Tre ore con Padoa Schioppa. I Ds incasseranno sicuramente la delega agli Esteri, riservata a D’Alema. Inchiodata alla scacchiera anche la pedina dell’Economia reale, da tempo assegnata a Pier Luigi Bersani. Nessuno mette in discussione Tommaso Padoa Schioppa per il dicastero dell’Economia. Anche se ieri un lunghissimo incontro tra Romano Prodi e l’ex membro della Bce ha messo in allarme il mondo dell’Economia. «Abbiamo iniziato a vedere un po’ di numeri», ha assicurato Prodi dopo tre ore di faccia a faccia con l’economista.

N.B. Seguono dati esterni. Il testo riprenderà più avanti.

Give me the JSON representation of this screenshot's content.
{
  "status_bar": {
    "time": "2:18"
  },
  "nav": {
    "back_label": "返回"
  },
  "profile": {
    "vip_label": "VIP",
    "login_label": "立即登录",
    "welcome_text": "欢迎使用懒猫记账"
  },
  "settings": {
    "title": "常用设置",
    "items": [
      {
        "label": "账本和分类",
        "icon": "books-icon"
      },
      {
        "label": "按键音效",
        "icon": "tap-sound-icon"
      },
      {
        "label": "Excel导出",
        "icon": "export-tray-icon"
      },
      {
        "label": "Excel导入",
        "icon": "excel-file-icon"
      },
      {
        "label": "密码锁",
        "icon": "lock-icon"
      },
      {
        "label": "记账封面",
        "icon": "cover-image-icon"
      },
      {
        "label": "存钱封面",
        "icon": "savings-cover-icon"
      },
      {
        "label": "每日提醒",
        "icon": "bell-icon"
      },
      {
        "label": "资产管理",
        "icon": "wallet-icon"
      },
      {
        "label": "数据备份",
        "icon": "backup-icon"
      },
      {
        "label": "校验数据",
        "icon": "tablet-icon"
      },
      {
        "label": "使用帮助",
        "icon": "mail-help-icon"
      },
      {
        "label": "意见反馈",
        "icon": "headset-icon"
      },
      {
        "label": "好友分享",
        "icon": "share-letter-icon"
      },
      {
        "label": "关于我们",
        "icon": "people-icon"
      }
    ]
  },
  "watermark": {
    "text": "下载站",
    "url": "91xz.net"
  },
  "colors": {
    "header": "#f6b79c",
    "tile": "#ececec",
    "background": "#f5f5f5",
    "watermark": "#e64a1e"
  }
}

Pallaro ministro. La paralisi sulle vicepresidenze del Consiglio non ha fermato le trattative sui ministeri. Ma c’è stato appena il tempo di fare qualche limatura. E per confermare diverse caselle, come quella del dicastero dell’Interno per Arturo Parisi, prodiano della Margherita, la Difesa a Clemente Mastella e la Giustizia a Giuliano Amato. Rosi Bindi ha consolidato la sua candidatura per l’Istruzione e Livia Turco alla Sanità. L’esponente dalemiana lascia quindi libero il posto al dicastero del Lavoro per il quale si rafforza la candidatura di Cesare Damiano, altro esponente Ds, ma fassiniano. La probabile rinuncia di Fassino al governo potrebbe aprire le porte del governo anche a Vannino Chiti, in ballo per due ministeri: i Rapporti con il Parlamento e anche le Comunicazioni che i Ds vorrebbero strappare a Paolo Gentiloni della Margherita. Tra le candidature spuntate ieri, c’è quella del ministro per gli Italiani nel mondo.

Si è fatto il nome di Leoluca Orlando di Italia dei valori, ma sembra più probabile la nomina di Luigi Pallaro. Il senatore italo-argentino che ha tenuto i due poli con il fiato sospeso all’inizio della legislatura, quando ancora non aveva deciso con chi schierarsi.